So, it was with great surprise that I arrived home in NC to hear Dad say that with selling the house, and him moving e that he did not want any of Mom's stuff. Suddenly just tidying up the house to put on the market became a lot more. It became frantically going through everything in the house that was Mom's, and packing, again frantically trying to safeguard all of Mom's things- the books I wanted, the knick knacks, the keepsakes, the papers.
It was not how I thought I'd be spending my vacation.
And now, with my departure back to Albuquerque counted in hours, not days, I'm not sure how to feel. I know I'm haunted that I've missed something. That I've left behind something whose loss I will only feel once I realize it's truly and absolutely gone. We lost so much when Mom died- years of stories, a touchstone to our pasts, our heart. I worry that now we will lose so much more.

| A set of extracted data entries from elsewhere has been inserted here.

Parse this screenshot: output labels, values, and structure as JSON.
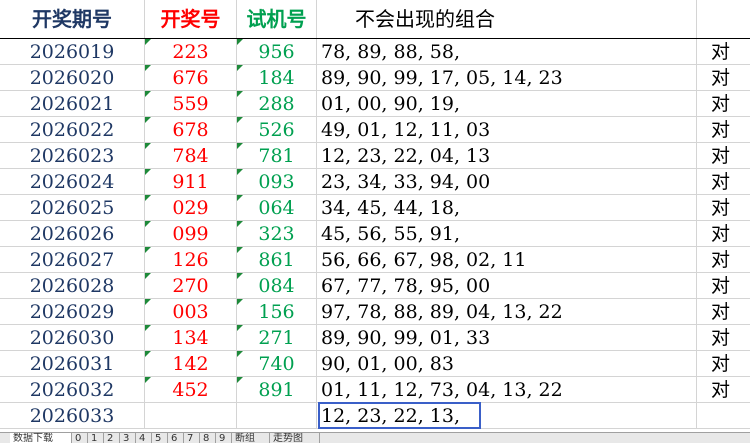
{
  "headers": {
    "period": "开奖期号",
    "draw": "开奖号",
    "test": "试机号",
    "combo": "不会出现的组合"
  },
  "rows": [
    {
      "period": "2026019",
      "draw": "223",
      "test": "956",
      "combo": "78, 89, 88, 58,",
      "mark": "对"
    },
    {
      "period": "2026020",
      "draw": "676",
      "test": "184",
      "combo": "89, 90, 99, 17, 05, 14, 23",
      "mark": "对"
    },
    {
      "period": "2026021",
      "draw": "559",
      "test": "288",
      "combo": "01, 00, 90, 19,",
      "mark": "对"
    },
    {
      "period": "2026022",
      "draw": "678",
      "test": "526",
      "combo": "49, 01, 12, 11, 03",
      "mark": "对"
    },
    {
      "period": "2026023",
      "draw": "784",
      "test": "781",
      "combo": "12, 23, 22, 04, 13",
      "mark": "对"
    },
    {
      "period": "2026024",
      "draw": "911",
      "test": "093",
      "combo": "23, 34, 33, 94, 00",
      "mark": "对"
    },
    {
      "period": "2026025",
      "draw": "029",
      "test": "064",
      "combo": "34, 45, 44, 18,",
      "mark": "对"
    },
    {
      "period": "2026026",
      "draw": "099",
      "test": "323",
      "combo": "45, 56, 55, 91,",
      "mark": "对"
    },
    {
      "period": "2026027",
      "draw": "126",
      "test": "861",
      "combo": "56, 66, 67, 98, 02, 11",
      "mark": "对"
    },
    {
      "period": "2026028",
      "draw": "270",
      "test": "084",
      "combo": "67, 77, 78, 95, 00",
      "mark": "对"
    },
    {
      "period": "2026029",
      "draw": "003",
      "test": "156",
      "combo": "97, 78, 88, 89, 04, 13, 22",
      "mark": "对"
    },
    {
      "period": "2026030",
      "draw": "134",
      "test": "271",
      "combo": "89, 90, 99, 01, 33",
      "mark": "对"
    },
    {
      "period": "2026031",
      "draw": "142",
      "test": "740",
      "combo": "90, 01, 00, 83",
      "mark": "对"
    },
    {
      "period": "2026032",
      "draw": "452",
      "test": "891",
      "combo": "01, 11, 12, 73, 04, 13, 22",
      "mark": "对"
    },
    {
      "period": "2026033",
      "draw": "",
      "test": "",
      "combo": "12, 23, 22, 13,",
      "mark": ""
    }
  ],
  "sheet_tabs": [
    "数据下载",
    "0",
    "1",
    "2",
    "3",
    "4",
    "5",
    "6",
    "7",
    "8",
    "9",
    "断组",
    "走势图"
  ],
  "colors": {
    "period": "#1f3864",
    "draw": "#ff0000",
    "test": "#00a050",
    "highlight_border": "#3a5fc8"
  }
}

We will lose the connection to our past. The items passed down through generations. The history of our family. The stories of those who came before.

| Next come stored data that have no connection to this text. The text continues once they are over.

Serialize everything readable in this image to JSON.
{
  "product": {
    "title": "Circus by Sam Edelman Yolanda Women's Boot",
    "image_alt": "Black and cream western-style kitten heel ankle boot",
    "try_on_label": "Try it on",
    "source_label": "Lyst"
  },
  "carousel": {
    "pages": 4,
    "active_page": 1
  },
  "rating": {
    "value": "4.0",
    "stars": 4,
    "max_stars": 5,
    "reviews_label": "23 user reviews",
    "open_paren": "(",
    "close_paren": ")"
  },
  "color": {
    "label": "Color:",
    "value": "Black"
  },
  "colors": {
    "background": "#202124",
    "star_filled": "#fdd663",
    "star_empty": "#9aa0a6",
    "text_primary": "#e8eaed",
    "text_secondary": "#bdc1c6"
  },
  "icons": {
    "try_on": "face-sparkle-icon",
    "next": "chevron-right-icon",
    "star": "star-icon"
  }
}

These linens were my grandmother's, part of her wedding trousseau. The care, the detail of the embroidery. They are gorgeous. We saved what we could. But we've lost the stories behind them.
It's not just the items we've lost, or don't have room for (my sister has a tiny apartment in NYC, and my living situation is fluid with my PhD), it's the memories and stories that go with these items.

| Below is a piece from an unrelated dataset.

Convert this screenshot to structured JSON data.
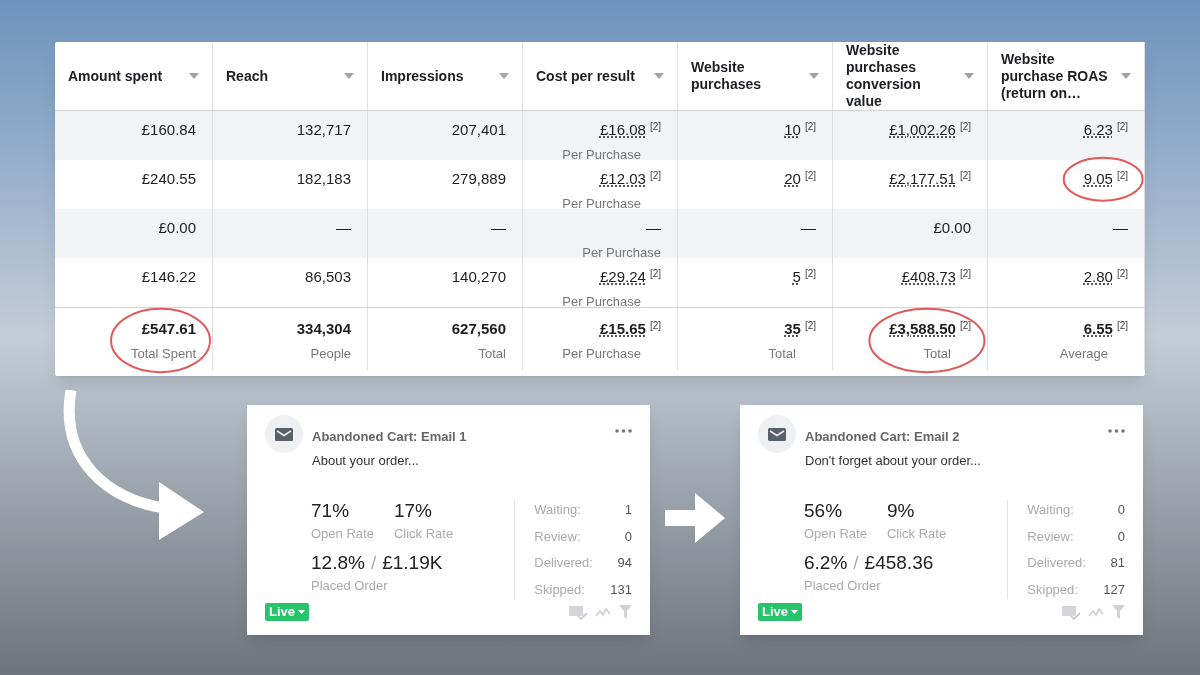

Part of me too worries about what life after this house will mean.
Part of me can't help but think that if Dad doesn't want anything of Mom's, does that include us? We're hers after all, he has begun to introduce us as his "step-daughters" when he never did before. If he doesn't want any of the pictures, or her stuff, and was emphatic that we clear out albums and keepsakes that are "yours, not mine" then is this a step away from him not wanting us? Is it inevitable that after Mom's death life just becomes a running list of things we've lost?
I don't know.
It's been almost three years since Mom died. And rarely a day goes by when I am not struck dumb by the loss. This Christmas, I struck me again that we had lost the magic of Christmas. We had lost the keeper of traditions. We have lost the person who thinks hanging onto that ugly clay thing made in 3rd grade is worth it and special. We've lost items from Mom's childhood.
I think mostly we've lost our shared history. It's as though Mom's death fractured us. Dad soon after didn't want to talk about it, wished people would stop bringing it up. So we lost the ability to talk about her. In losing that, we began to lose the stories, because we could not share them. Now the physical reminders are separated and shipped off to different parts of the country. The items we've left behind or didn't see will be thrown out. When I have a permanent home again I will treasure the items I've saved and revel in being surrounded by the memories and history. But it seems like a mirror has been broken, and the images will forever seem surreal.
This is not as it should be. Mom should still be here to breathe magic into the holidays. Always ecstatic to have us home for the holidays. She should be here to continue to collect the cards, the letters, the mementos of our lives, even as we continue to grow. To tell us the stories, to keep us together.
I am terrified that as I drive my truck, packed to the gills with memories, across country that I will mentally compile the list of items we should have saved, that I should have somehow found room for. That in the coming years, I will only realize the things that are lost forever when I go to look for them and cannot find them.
How precarious is your future if the past, the foundation, has eroded beneath you?